La prochaine récession pourrait en fait être une victoire pour les actions – si vous parvenez à ignorer le bruit du marché
30 avril 2026
Stellantis repasse dans le vert au premier trimestre 2026 avec des ventes en hausse de 6%
30 avril 2026Analyse : L’équipe éditoriale propose un résumé des informations principales.
Voici notre analyse rapide sur « Minerais « sales » pour technologies « propres » : un rapport pointe la contradiction ».
Points importants
C’est l’un des paradoxes les plus choquants de notre époque : pour assurer la transition vers les technologies dites « propres », il faut des minerais qui accentuent les problèmes écologiques et sociaux de notre planète. Ces technologies reposent sur ce que l’auteur d’un livre récent appelle « la chaine d’approvisionnement la plus sale au monde ».

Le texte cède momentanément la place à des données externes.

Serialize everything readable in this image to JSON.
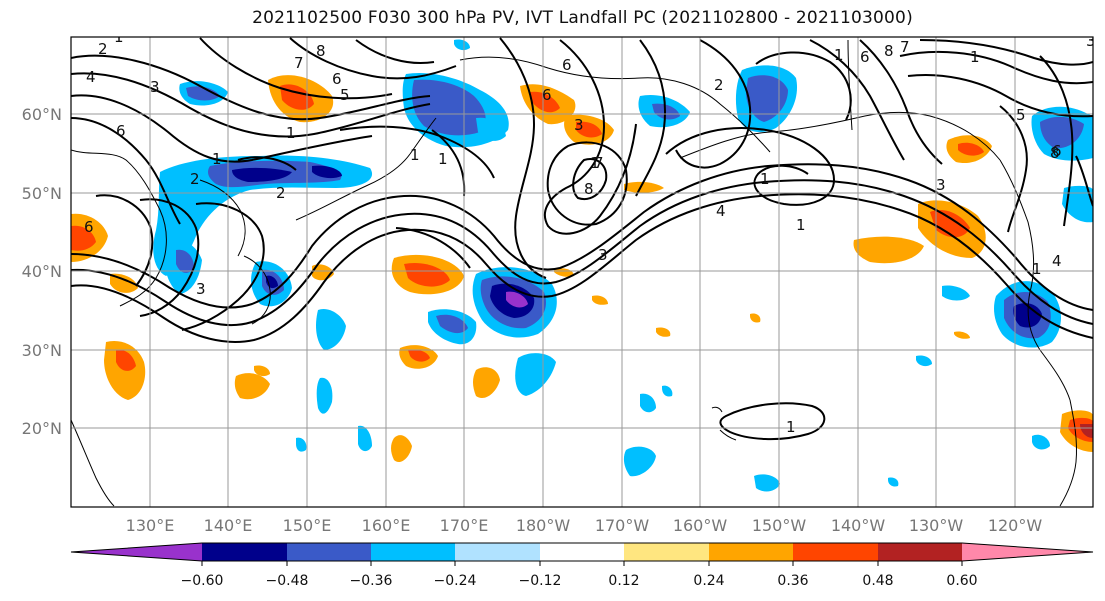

un compte-rendu publié hier par l’Institut de l’eau, de l’environnement et de la santé de l’Université des Nations Unies décrit en détail l’impact négatif de l’extraction de minerais comme le lithium, le cobalt ou le graphite, indispensables pour les batteries des voitures électriques, les semiconducteurs de nos outils numériques, ou les panneaux solaires. Ce n’est pas l’extraction en tant que telle qui est en cause, mais les conditions dans lesquelles elle se produit, principalement dans les pays du Sud.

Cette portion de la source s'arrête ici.